Из лирического стихотворения я выхожу разбитой.
Да! Еще! Лирика (отдельные стихи) вздох, мечта о том, как бы (жил), большая вещь – та жизнь, осуществленная, или – в начале осуществления [8; 323].
Елена Александровна Извольская:
Она не довольствовалась одним формальным «мастерством», «лабораторной работой», как пишет Ф. Степун, она слушала внутри себя, где уже не было ничего, кроме волн, вибрации, за пределами фонетики и стиха Марина научила меня вслушиваться в каждое слово, как в ЛОГОС. И каждое слово, особенно ее родное, наше русское, было оснащено огромным значением. Его нельзя было в ее присутствии произносить всуе. Как сейчас, вспоминаю, перечитывая ее стихи и прозу, голос Марины, повторяющий с упоением одно какое-нибудь словосочетание: выражение ее лица, преображенного гармонией, и как бы склоненное к земле ухо. Особенно звонкое, насыщенное ритмом выражение она отмечала взмахом руки, кивком головы и долго оставалась затем настороженной, как бы ожидая, что где-то далеко отзовется эхо – рифма [1; 401–402].
Надежда Даниловна Городецкая. Из интервью с М. И. Цветаевой:
– Вы стихи проверяете на слух?
– Как же иначе? Когда-то их пели. Когда нравится строка, непременно ее произносишь вслух. И если даже про себя читаешь стихи, так внутренне их все-таки выговариваешь, внутри рта. ‹…›
– Голубчик, мне ужасно хочется вам задать один нескромный вопрос… Как вы работаете? Ну, материал, труд и так далее. Но внутри самой работы?

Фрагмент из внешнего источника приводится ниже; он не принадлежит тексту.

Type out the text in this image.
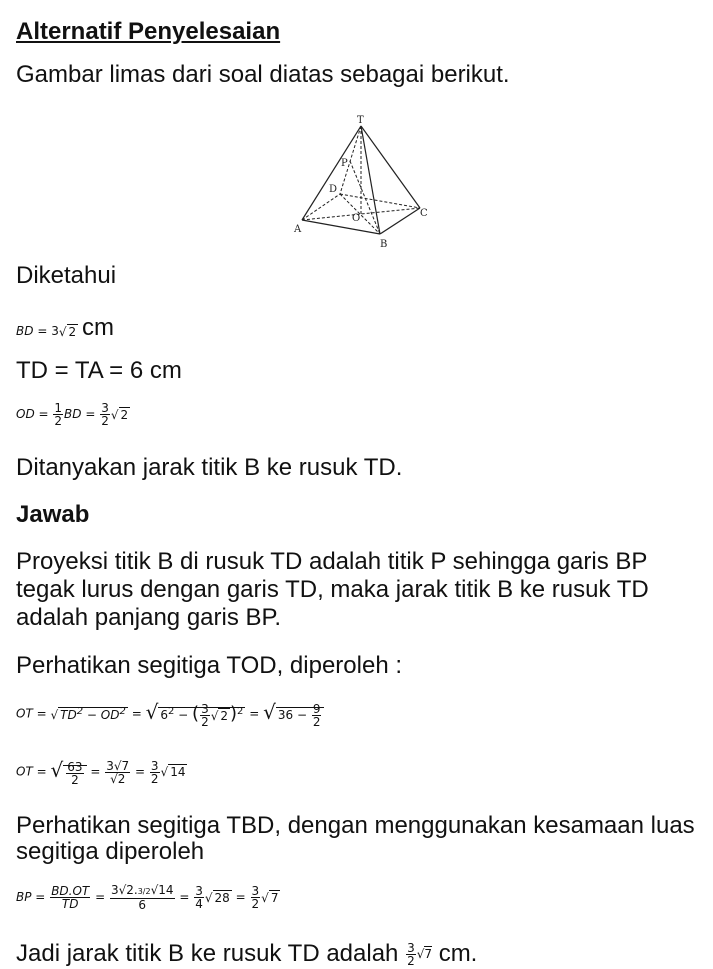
Alternatif Penyelesaian
Gambar limas dari soal diatas sebagai berikut.
T
P
D
C
O
A
B
Diketahui
BD = 3√ 2 cm
TD = TA = 6 cm
OD = $\frac{1}{2}$ BD = $\frac{3}{2}$ √ 2
Ditanyakan jarak titik B ke rusuk TD.
Jawab
Proyeksi titik B di rusuk TD adalah titik P sehingga garis BP tegak lurus dengan garis TD, maka jarak titik B ke rusuk TD adalah panjang garis BP.
Perhatikan segitiga TOD, diperoleh :
OT = √ $TD^2 - OD^2$ = √ $6^2$ − ( $\frac{3}{2}$ √ 2 )$^2$ = √ $36 - \frac{9}{2}$
OT = √ $\frac{63}{2} = \frac{3√7}{√2} = \frac{3}{2}$ √ 14
Perhatikan segitiga TBD, dengan menggunakan kesamaan luas segitiga diperoleh
BP = $\frac{BD.OT}{TD} = \frac{3√2.3/2√14}{6} = \frac{3}{4}$ √ $28 = \frac{3}{2}$ √ 7
Jadi jarak titik B ke rusuk TD adalah $\frac{3}{2} √7$ cm.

М. И. опять – без улыбки – улыбается.
– На всякий нескромный вопрос можно ответить скромно… Лучше всего посмотрели бы черновики. Много вариантов – из них выбираю – на слух. Я не лингвист, мне некогда было изучать; полагаюсь на врожденное чувство языка. Но если мне на две тысячи строк (как в Федре) не хватает одного слова – считаю, что вещь не закончена, как бы меня ни уверяли, что больше тут ничего не нужно. Хочу, чтобы вещь стояла, и пишу до тех пор, пока до конца, по чести не скажу себе, что сделала все, что могла… Остальное – развлечение. А развлечения – ненавижу [1; 406–407].
Марк Львович Слоним:
Сколько раз ‹…› я наблюдал, как спокойствие и терпимость МИ исчезали, лишь только речь заходила о точности отдельных слов, о законности малоупотребляемых оборотов или ритмических ходов, и она становилась воительницей, готовой уничтожить противника. Для нее первый стих Евангелия от Иоанна был священным: «В начале бе Слово, и Слово бе от Бога, и Бог бе Слово». Помню целую битву в 1929 году в Медоне, где МИ читала мне «Поэму Воздуха» – одно из ее самых лингвистически изощренных произведений, с многочисленными словообразованиями, по преимуществу отглагольными прилагательными. Там есть такие строки:
О, как воздух ливок,
Ливок! Ливче гончей
Сквозь овсы, а скользок!
Волоски – а веек!
Я прекрасно понимал, из какого корня МИ вела свои «ливок» (лить-ливень) или «веек» (веять), но не удержался и заметил, что для петербуржцев это слово прозвучит двусмысленно – ведь они могут принять его за родительный падеж от «вейка» – как называли извозчиков финнов и эстонцев, промышлявших в столице во время масленицы. А так как с упразднением «ять» исчезло различие между «вейка» (через «е») и «веять» (прежде – через «ять»), то я строку «волоски – а веек» принял холодно. МИ справедливо возразила, что нельзя менять из-за наличия второстепенных местных речений, и тут же воспользовалась случаем, чтобы произвести очередное нападение на новое правописание. Она его сперва люто ненавидела, потом презрительно не любила и только к 1925 году с неохотой с ним примирилась. Но, например, нового, как она выражалась, календаря она никак не могла принять.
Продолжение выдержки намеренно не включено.